One thing that geneticists and evolutionary biologists try to do is figure out the evolutionary progression of speciation. How do different species arise? The Hawaiian Islands are one of the best places in the world to study this question and the Drosophila are the best tool. Dr. Kaneshiro took different but closely derived species and placed males of one with females of another together and observed. From genetic studies and estimated ages of the islands the scientists had some idea which species were ancestral and which were derived. The younger islands have flies whose closest relatives genetically are on the geologically older islands. The suspicion was that younger species derived from colonizers from the older islands. In the lab females of these ancestral stock rejected the courtship of the derived males, but, ancestral males were usually able to please the derived females. Kaneshiro also found that within a population males that had superior courtship abilities were very successful in mating with most females. Most of the females in the population were very choosy though there were always a small percentage of females that showed little discrimination. These females basically take whatever comes along. So what does this tell us about speciation?

Imagine a fertilized female from Kauai is blown to Niihau and with her newly hatched offspring colonizes that island. Now we have a tiny population with a small gene pool isolated from other individuals of the same species. Biologists call this a genetic bottleneck. Brothers and sisters are able to breed and the population survives and slowly builds up. With such a small gene pool and the intense inbreeding, genetic drift occurs resulting in changes within the group. Males born into this group may not have the right stuff to satisfy the females. Perhaps the population will die off from a lack of mating. But at this point, in the early stages of the founder event, the non-discriminating females save the day. They mate with the males despite their poor performance. Perhaps over time the male’s dance is simplified and the group has shifted to a larger percentage of females that are less discriminating. This explains how an ancestral male, with his elaborate moves, can satisfy a derived female who is less choosy and, how a derived male, with his simple skills, fails to woo the choosy ancestral stock.

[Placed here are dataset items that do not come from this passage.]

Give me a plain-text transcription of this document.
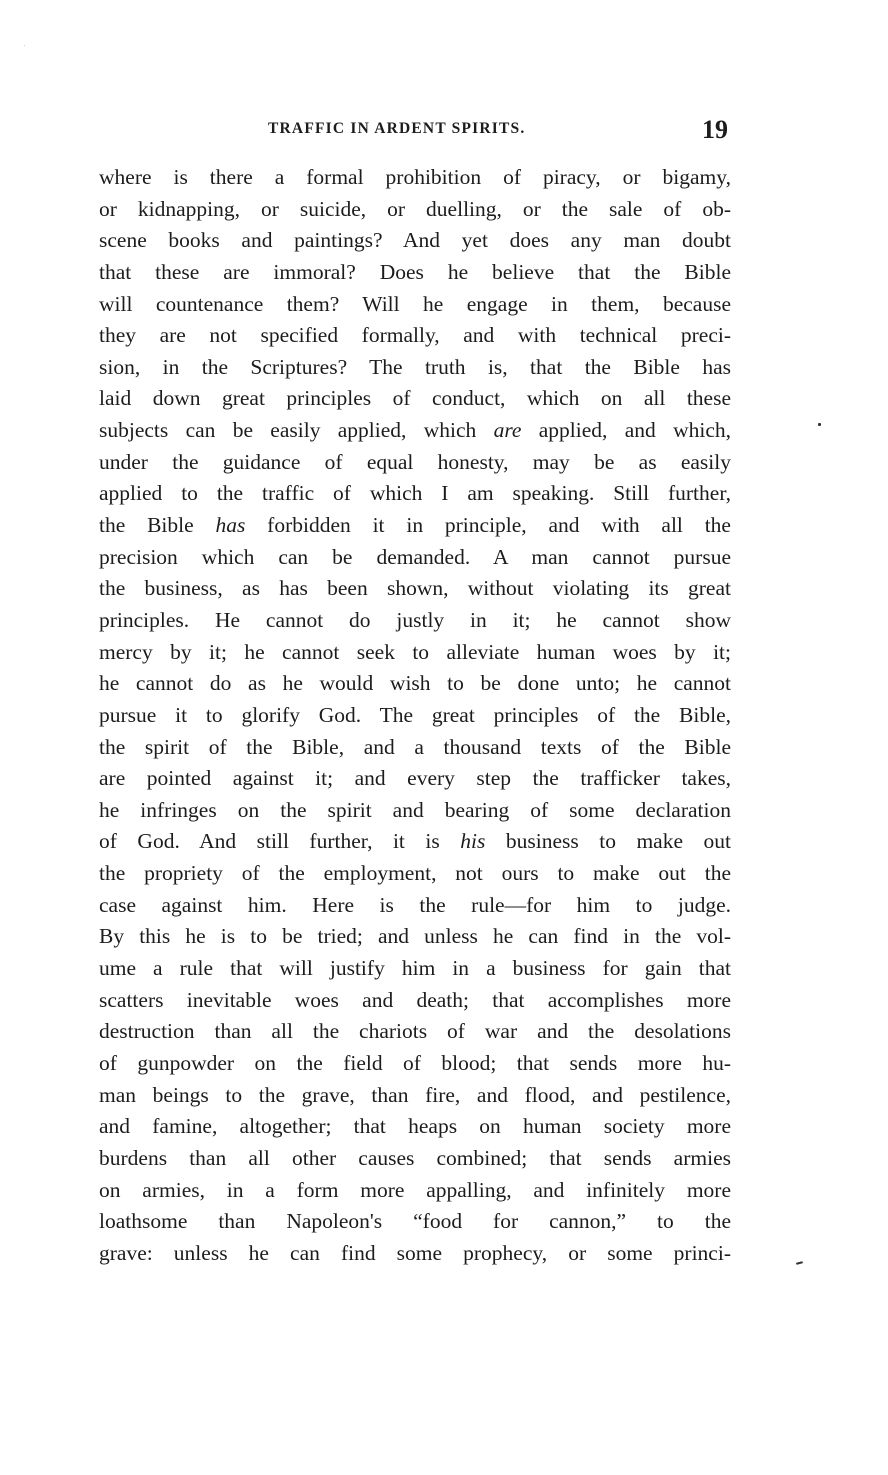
TRAFFIC IN ARDENT SPIRITS.	19
where is there a formal prohibition of piracy, or bigamy,
or kidnapping, or suicide, or duelling, or the sale of ob-
scene books and paintings? And yet does any man doubt
that these are immoral? Does he believe that the Bible
will countenance them? Will he engage in them, because
they are not specified formally, and with technical preci-
sion, in the Scriptures? The truth is, that the Bible has
laid down great principles of conduct, which on all these
subjects can be easily applied, which are applied, and which,
under the guidance of equal honesty, may be as easily
applied to the traffic of which I am speaking. Still further,
the Bible has forbidden it in principle, and with all the
precision which can be demanded. A man cannot pursue
the business, as has been shown, without violating its great
principles. He cannot do justly in it; he cannot show
mercy by it; he cannot seek to alleviate human woes by it;
he cannot do as he would wish to be done unto; he cannot
pursue it to glorify God. The great principles of the Bible,
the spirit of the Bible, and a thousand texts of the Bible
are pointed against it; and every step the trafficker takes,
he infringes on the spirit and bearing of some declaration
of God. And still further, it is his business to make out
the propriety of the employment, not ours to make out the
case against him. Here is the rule—for him to judge.
By this he is to be tried; and unless he can find in the vol-
ume a rule that will justify him in a business for gain that
scatters inevitable woes and death; that accomplishes more
destruction than all the chariots of war and the desolations
of gunpowder on the field of blood; that sends more hu-
man beings to the grave, than fire, and flood, and pestilence,
and famine, altogether; that heaps on human society more
burdens than all other causes combined; that sends armies
on armies, in a form more appalling, and infinitely more
loathsome than Napoleon's “food for cannon,” to the
grave: unless he can find some prophecy, or some princi-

Out of these conclusions came the Kaneshiro hypothesis. Basically it proposes that sexual selection, not the classic “survival of the fittest”, is the most important influence in the early stages of species creation. Kaneshiro states, “Changes within the sexual environment may be the entering ‘wedge’ for the speciation process.” When first published in 1976, Kaneshiro’s hypothesis was very controversial. Today it can be found in textbooks. There have been several lessons learned in Hawaii that have helped to change our fundamental understanding of life and its processes. This lesson came through the voyeuristic practices of entomologists in the lab.